Un tribunal du Costa Rica a ordonné aux autorités de libérer des migrants étrangers enfermés dans un refuge après avoir été expulsé par les États-Unis, selon une résolution publiée à la veille d’une visite du secrétaire américain à la sécurité intérieure.
Environ 200 personnes d’Afghanistan, d’Iran, de Russie ainsi que d’Afrique et de certains autres pays asiatiques, dont 80 enfants, ont été amenés dans la nation d’Amérique centrale en février en vertu d’un accord avec l’administration américaine de Donald Trump, une décision critiquée par les organisations de défense des droits de l’homme.
En acceptant partiellement un appel déposé en mars au nom des migrants, la chambre constitutionnelle de la Cour suprême de justice a donné à l’immigration 15 jours pour traiter la «détermination du statut d’immigration des déportés» et leur libération, selon la résolution observée par l’-.
Les migrants ont été détenus en février au Temporary Migrant Care Center (CATEM), à 360 km (220 miles) au sud de San José, à la frontière avec le Panama.
Cependant, face aux critiques, le gouvernement leur a permis de sortir librement du centre en avril.
Certains ont accepté le rapatriement volontaire, mais environ 28 d’entre eux restent à Catem, dont 13 mineurs, selon les données officielles.
La pétition Habeas Corpus s’est poursuivie jusqu’à ce qu’elle soit résolue mardi et servirait de précédent pour empêcher un accord similaire.

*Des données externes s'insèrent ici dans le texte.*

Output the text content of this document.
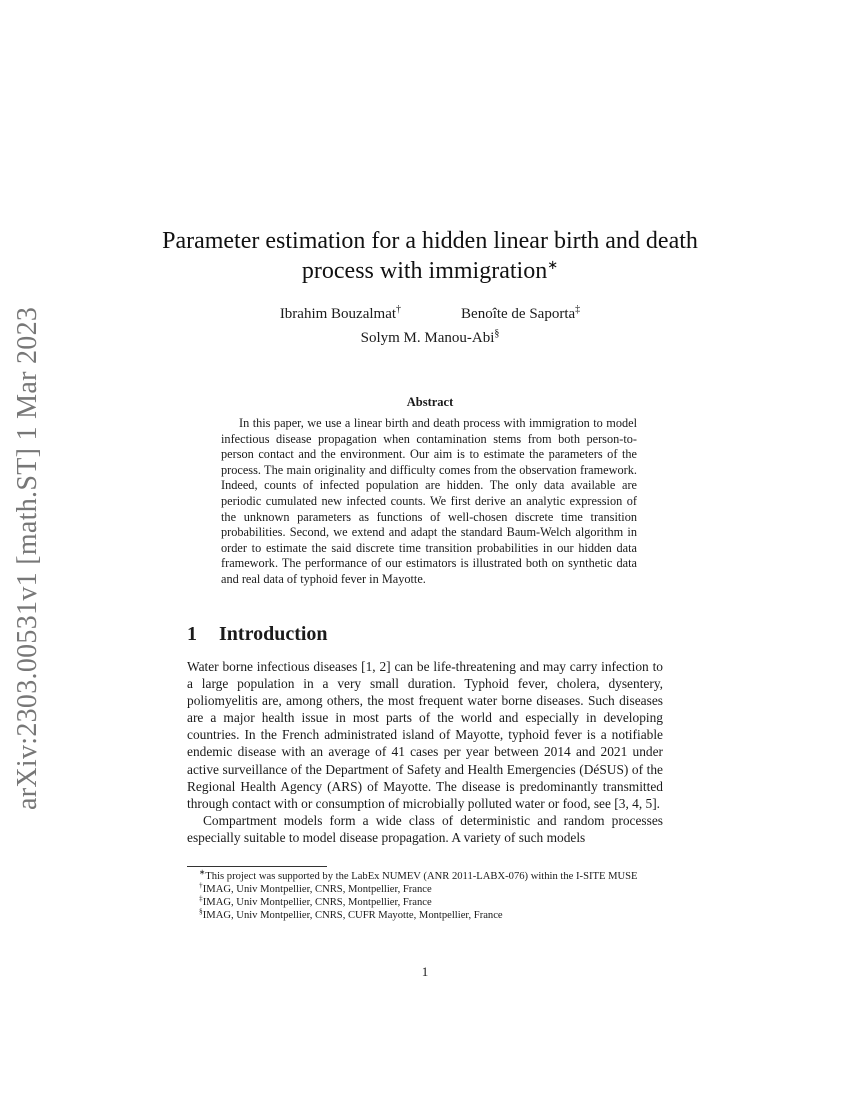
arXiv:2303.00531v1 [math.ST] 1 Mar 2023
Parameter estimation for a hidden linear birth and death process with immigration∗
Ibrahim Bouzalmat†	Benoîte de Saporta‡
Solym M. Manou-Abi§
Abstract
In this paper, we use a linear birth and death process with immigration to model infectious disease propagation when contamination stems from both person-to-person contact and the environment. Our aim is to estimate the parameters of the process. The main originality and difficulty comes from the observation framework. Indeed, counts of infected population are hidden. The only data available are periodic cumulated new infected counts. We first derive an analytic expression of the unknown parameters as functions of well-chosen discrete time transition probabilities. Second, we extend and adapt the standard Baum-Welch algorithm in order to estimate the said discrete time transition probabilities in our hidden data framework. The performance of our estimators is illustrated both on synthetic data and real data of typhoid fever in Mayotte.
1 Introduction

Water borne infectious diseases [1, 2] can be life-threatening and may carry infection to a large population in a very small duration. Typhoid fever, cholera, dysentery, poliomyelitis are, among others, the most frequent water borne diseases. Such diseases are a major health issue in most parts of the world and especially in developing countries. In the French administrated island of Mayotte, typhoid fever is a notifiable endemic disease with an average of 41 cases per year between 2014 and 2021 under active surveillance of the Department of Safety and Health Emergencies (DéSUS) of the Regional Health Agency (ARS) of Mayotte. The disease is predominantly transmitted through contact with or consumption of microbially polluted water or food, see [3, 4, 5].

Compartment models form a wide class of deterministic and random processes especially suitable to model disease propagation. A variety of such models

∗This project was supported by the LabEx NUMEV (ANR 2011-LABX-076) within the I-SITE MUSE
†IMAG, Univ Montpellier, CNRS, Montpellier, France
‡IMAG, Univ Montpellier, CNRS, Montpellier, France
§IMAG, Univ Montpellier, CNRS, CUFR Mayotte, Montpellier, France
1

Le tribunal a également ordonné aux autorités costaricaines de «déterminer quel type de santé, d’éducation, de logement et d’aide sociale générale dont ils ont besoin de l’État».
La résolution a été publiée un jour avant une visite du secrétaire américain à la sécurité intérieure Kristi Noem, qui rencontrera le président Rodrigo Chaves et visitera le centre de détention temporaire de Los Lagos.
En mars, une femme afghane derrière les barreaux de Catem a déclaré à l’- qu’elle avait fui son pays parce qu’elle voulait étudier et travailler et ne pas être forcée de vivre avec un homme.
Elle a dit que si elle était forcée de retourner en Afghanistan, «les talibans la tueront».
La répression des autorités des talibans contre les droits des femmes a conduit à l’arrestation arbitraire et à la détention de nombreuses femmes et filles en Afghanistan.
En plus du Costa Rica, Trump a envoyé 300 déportés, principalement des Asiatiques, au Panama et 252 migrants vénézuéliens au Salvador, accusés sans preuve d’être membres du gang criminel de Tren de Aragua.
Ils ont été emprisonnés dans un méga-prison salvadoran pour des membres de gangs.